The Albany Times-Union reports that a former high-ranking member of NXIVM says “the cult-like group” is little more than “a place for its leader [Keith Raniere] to explore opportunities for sex and gambling money.”
Former NXIVM follower Susan Dones states in court documents that Keith Raniere (photo above), known to his devotees as “Vanguard,” uses the supposed self-help group to help himself to “students … who might fit into [his] profile of sexual conquest and who might be willing to ‘give’ [him] money to feed his gambling problem.”
A New York blogger has all the court documents neatly linked here.
Court records in California corroborate that Raniere is “a man with many girlfriends and a gambling compulsion.”
Dones the “whistle blower” says, “I was informed and believe that Raniere/Vanguard was having sexual relationships with multiple women, sometimes with more than one of them at the same time (many of these women were told that they were the chosen one; several of them were members of NXIVM’s executive board which is a per se conflict of interest and all them had to keep their relationship with Raniere a secret from the NXIVM community because it was feared that many members were not ‘evolved enough’ to be able to deal with this information).”
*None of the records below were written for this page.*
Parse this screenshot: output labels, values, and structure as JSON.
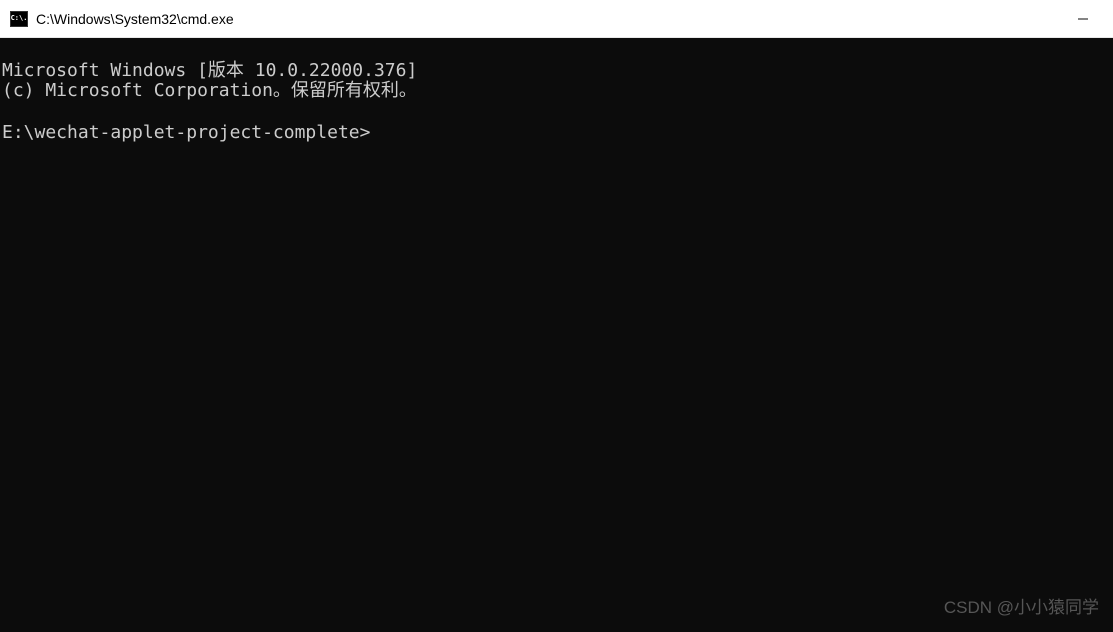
{
  "titlebar": {
    "icon_label": "C:\\.",
    "title": "C:\\Windows\\System32\\cmd.exe"
  },
  "terminal": {
    "line1": "Microsoft Windows [版本 10.0.22000.376]",
    "line2": "(c) Microsoft Corporation。保留所有权利。",
    "blank": "",
    "prompt": "E:\\wechat-applet-project-complete>"
  },
  "watermark": "CSDN @小小猿同学"
}
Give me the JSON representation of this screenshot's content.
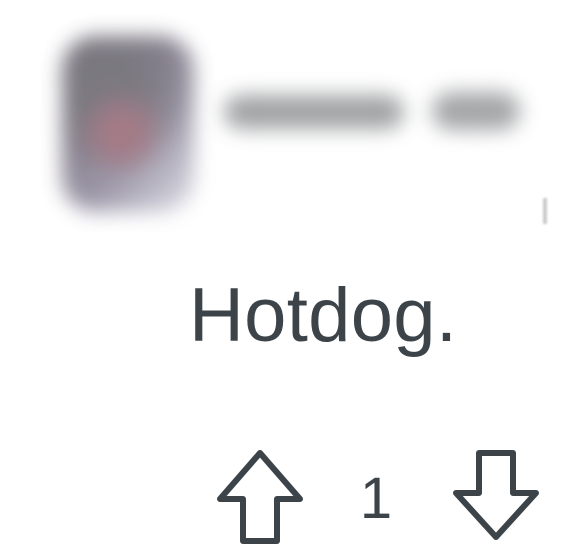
{
  "comment": {
    "text": "Hotdog."
  },
  "actions": {
    "score": "1",
    "upvote_icon": "arrow-up-icon",
    "downvote_icon": "arrow-down-icon"
  },
  "colors": {
    "text": "#3d4449",
    "icon_stroke": "#3d4449",
    "background": "#ffffff"
  }
}
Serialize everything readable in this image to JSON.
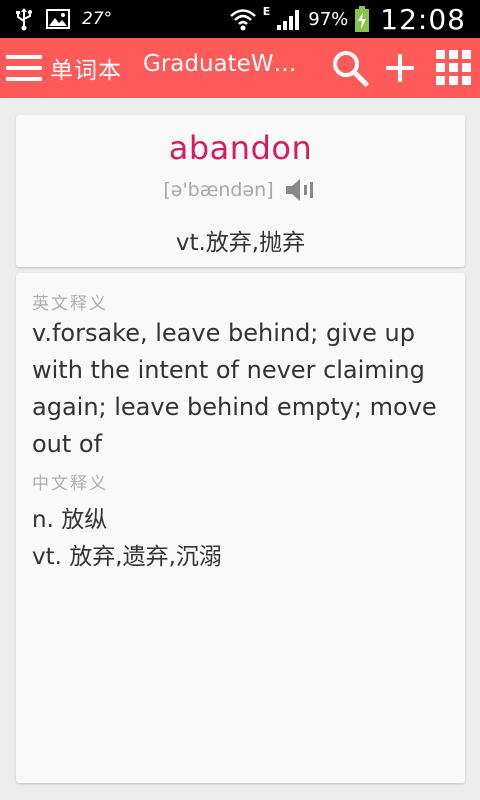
{
  "status_bar": {
    "temperature": "27°",
    "battery_percent": "97%",
    "network_type": "E",
    "time": "12:08"
  },
  "app_bar": {
    "title": "单词本",
    "subtitle": "GraduateW…",
    "icons": [
      "menu-icon",
      "search-icon",
      "add-icon",
      "grid-icon"
    ],
    "background": "#ff5a5a"
  },
  "word_card": {
    "word": "abandon",
    "phonetic": "[ə'bændən]",
    "brief_meaning": "vt.放弃,抛弃",
    "word_color": "#d81b60"
  },
  "detail_card": {
    "english_label": "英文释义",
    "english_definition": "v.forsake, leave behind; give up with the intent of never claiming again; leave behind empty; move out of",
    "chinese_label": "中文释义",
    "chinese_definitions": [
      "n. 放纵",
      "vt. 放弃,遗弃,沉溺"
    ]
  }
}
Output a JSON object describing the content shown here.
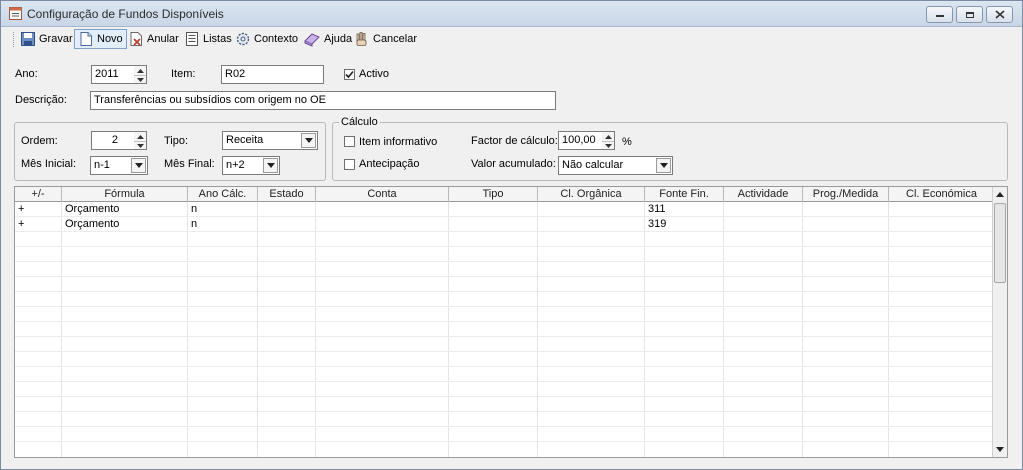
{
  "window": {
    "title": "Configuração de Fundos Disponíveis"
  },
  "toolbar": {
    "gravar": "Gravar",
    "novo": "Novo",
    "anular": "Anular",
    "listas": "Listas",
    "contexto": "Contexto",
    "ajuda": "Ajuda",
    "cancelar": "Cancelar"
  },
  "form": {
    "ano_label": "Ano:",
    "ano_value": "2011",
    "item_label": "Item:",
    "item_value": "R02",
    "activo_label": "Activo",
    "activo_checked": true,
    "descricao_label": "Descrição:",
    "descricao_value": "Transferências ou subsídios com origem no OE",
    "ordem_label": "Ordem:",
    "ordem_value": "2",
    "tipo_label": "Tipo:",
    "tipo_value": "Receita",
    "mes_inicial_label": "Mês Inicial:",
    "mes_inicial_value": "n-1",
    "mes_final_label": "Mês Final:",
    "mes_final_value": "n+2"
  },
  "calculo": {
    "legend": "Cálculo",
    "item_informativo_label": "Item informativo",
    "item_informativo_checked": false,
    "antecipacao_label": "Antecipação",
    "antecipacao_checked": false,
    "factor_label": "Factor de cálculo:",
    "factor_value": "100,00",
    "factor_unit": "%",
    "valor_label": "Valor acumulado:",
    "valor_value": "Não calcular"
  },
  "grid": {
    "headers": [
      "+/-",
      "Fórmula",
      "Ano Cálc.",
      "Estado",
      "Conta",
      "Tipo",
      "Cl. Orgânica",
      "Fonte Fin.",
      "Actividade",
      "Prog./Medida",
      "Cl. Económica"
    ],
    "rows": [
      [
        "+",
        "Orçamento",
        "n",
        "",
        "",
        "",
        "",
        "311",
        "",
        "",
        ""
      ],
      [
        "+",
        "Orçamento",
        "n",
        "",
        "",
        "",
        "",
        "319",
        "",
        "",
        ""
      ]
    ]
  },
  "colors": {
    "titlebar": "#c9d6e7",
    "window_bg": "#f0f0f0",
    "field_border": "#7b7b7b"
  },
  "icons": [
    "app-form-icon",
    "save-icon",
    "new-document-icon",
    "cancel-document-icon",
    "list-icon",
    "context-gear-icon",
    "help-book-icon",
    "cancel-hand-icon"
  ]
}
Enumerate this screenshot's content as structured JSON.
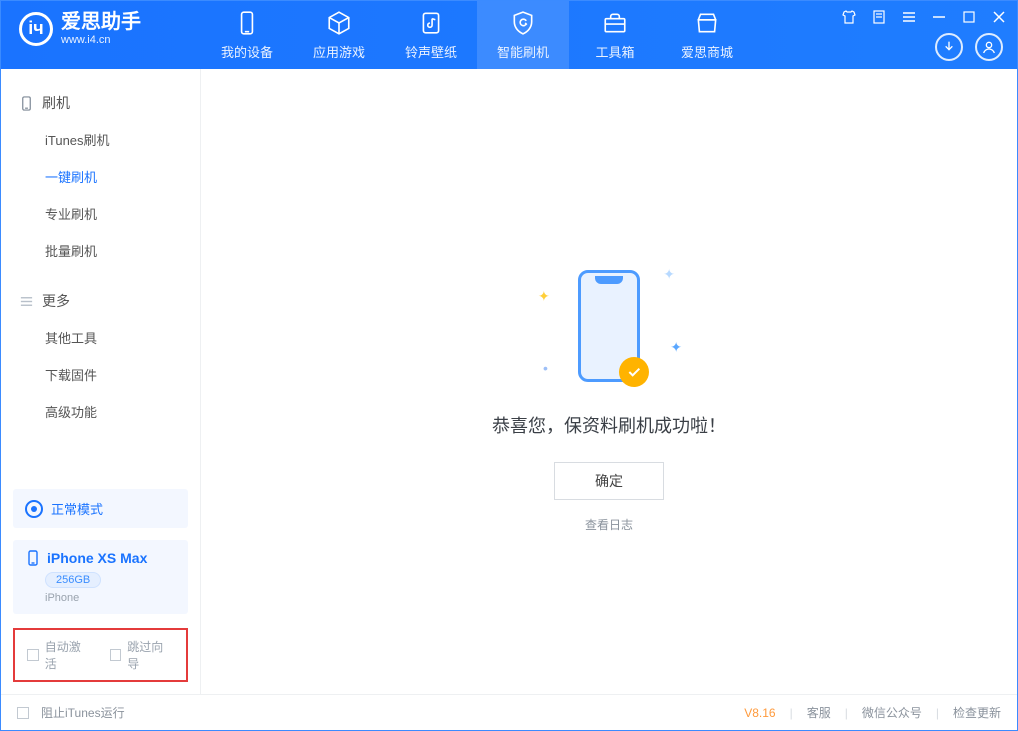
{
  "brand": {
    "cn": "爱思助手",
    "url": "www.i4.cn"
  },
  "tabs": [
    {
      "label": "我的设备"
    },
    {
      "label": "应用游戏"
    },
    {
      "label": "铃声壁纸"
    },
    {
      "label": "智能刷机"
    },
    {
      "label": "工具箱"
    },
    {
      "label": "爱思商城"
    }
  ],
  "sidebar": {
    "group1": "刷机",
    "items1": [
      "iTunes刷机",
      "一键刷机",
      "专业刷机",
      "批量刷机"
    ],
    "group2": "更多",
    "items2": [
      "其他工具",
      "下载固件",
      "高级功能"
    ]
  },
  "mode": "正常模式",
  "device": {
    "name": "iPhone XS Max",
    "capacity": "256GB",
    "type": "iPhone"
  },
  "opts": {
    "auto": "自动激活",
    "skip": "跳过向导"
  },
  "main": {
    "success": "恭喜您，保资料刷机成功啦！",
    "ok": "确定",
    "log": "查看日志"
  },
  "footer": {
    "block": "阻止iTunes运行",
    "ver": "V8.16",
    "kefu": "客服",
    "wx": "微信公众号",
    "upd": "检查更新"
  }
}
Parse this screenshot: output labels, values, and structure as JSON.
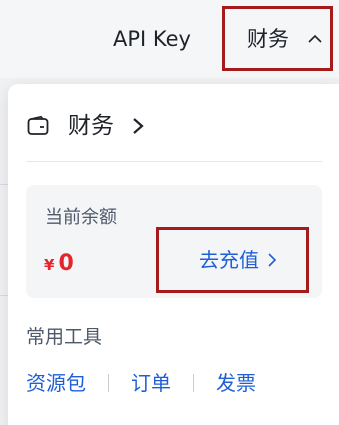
{
  "topbar": {
    "api_key_label": "API Key",
    "finance_label": "财务",
    "finance_icon": "chevron-up-icon"
  },
  "dropdown": {
    "header": {
      "icon": "wallet-icon",
      "title": "财务",
      "arrow_icon": "chevron-right-icon"
    },
    "balance": {
      "label": "当前余额",
      "currency": "¥",
      "amount": "0",
      "recharge_label": "去充值",
      "recharge_icon": "chevron-right-icon"
    },
    "tools": {
      "label": "常用工具",
      "links": [
        "资源包",
        "订单",
        "发票"
      ]
    }
  },
  "colors": {
    "accent_link": "#1f5fd6",
    "amount_red": "#e4262b",
    "highlight_border": "#a51b1b"
  }
}
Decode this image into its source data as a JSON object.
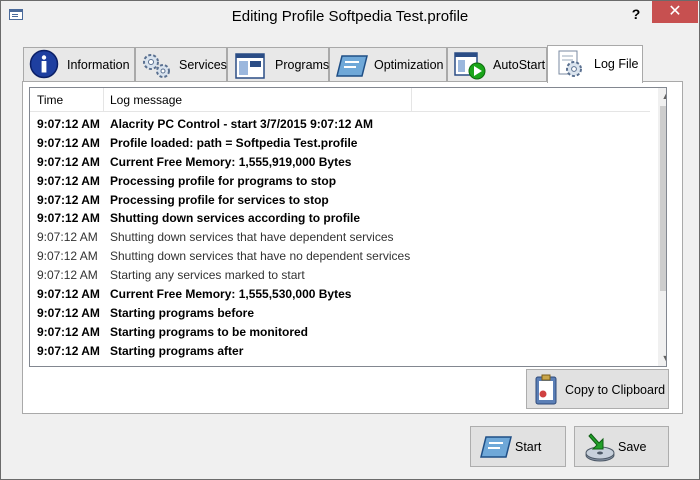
{
  "window": {
    "title": "Editing Profile Softpedia Test.profile",
    "help_label": "?",
    "close_label": "✕"
  },
  "tabs": [
    {
      "label": "Information",
      "icon": "info-icon"
    },
    {
      "label": "Services",
      "icon": "gears-icon"
    },
    {
      "label": "Programs",
      "icon": "window-icon"
    },
    {
      "label": "Optimization",
      "icon": "optimization-icon"
    },
    {
      "label": "AutoStart",
      "icon": "autostart-icon"
    },
    {
      "label": "Log File",
      "icon": "log-gear-icon",
      "active": true
    }
  ],
  "log": {
    "columns": [
      "Time",
      "Log message"
    ],
    "rows": [
      {
        "time": "9:07:12 AM",
        "message": "Alacrity PC Control - start 3/7/2015 9:07:12 AM",
        "bold": true
      },
      {
        "time": "9:07:12 AM",
        "message": "Profile loaded:  path = Softpedia Test.profile",
        "bold": true
      },
      {
        "time": "9:07:12 AM",
        "message": "Current Free Memory: 1,555,919,000 Bytes",
        "bold": true
      },
      {
        "time": "9:07:12 AM",
        "message": "Processing profile for programs to stop",
        "bold": true
      },
      {
        "time": "9:07:12 AM",
        "message": "Processing profile for services to stop",
        "bold": true
      },
      {
        "time": "9:07:12 AM",
        "message": "Shutting down services according to profile",
        "bold": true
      },
      {
        "time": "9:07:12 AM",
        "message": "Shutting down services that have dependent services",
        "bold": false
      },
      {
        "time": "9:07:12 AM",
        "message": "Shutting down services that have no dependent services",
        "bold": false
      },
      {
        "time": "9:07:12 AM",
        "message": "Starting any services marked to start",
        "bold": false
      },
      {
        "time": "9:07:12 AM",
        "message": "Current Free Memory: 1,555,530,000 Bytes",
        "bold": true
      },
      {
        "time": "9:07:12 AM",
        "message": "Starting programs before",
        "bold": true
      },
      {
        "time": "9:07:12 AM",
        "message": "Starting programs to be monitored",
        "bold": true
      },
      {
        "time": "9:07:12 AM",
        "message": "Starting programs after",
        "bold": true
      }
    ]
  },
  "buttons": {
    "copy_clipboard": "Copy to Clipboard",
    "start": "Start",
    "save": "Save"
  },
  "colors": {
    "close_button": "#c75050",
    "info_icon": "#1e3fa0",
    "autostart_arrow": "#1aa51a"
  }
}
Is that a Vanguard-speak euphemism for “brainwashed”?
At least one psychologist seemed to say as much in his report about “Executive Success Programs,” the evolving process concocted by Keith Raniere.
Dones goes on to reportedly state that NXIVM leaders can do no wrong as they seek to teach ways to become “unified” — “whole and complete with no attachments to the outside world.”
But doesn’t this jargon read more like an internal contrived language about isolating and manipulating people through some bogus self-serving ideology?
Purportedly Raniere, NXIVM and friends are now shelling out about $1 million per month on a mountain of litigation, which includes suing former members and an assortment of perceived enemies (on the list is The Ross Institute of New Jersey sponsor of CultNews).
According to numerous reports ( e.g. Macleans Magazine) Raniere’s penchant for gambling has thus far cost two heiresses to the Seagrams liquor fortune about $100 million dollars and counting.
The hemorrhaging of cash continues as Vanguard pours other people’s money into the coffers of local attorney Stephen Coffey of Albany and the law firm of Latham & Watkins (attorney Robert D. Crockett) in California.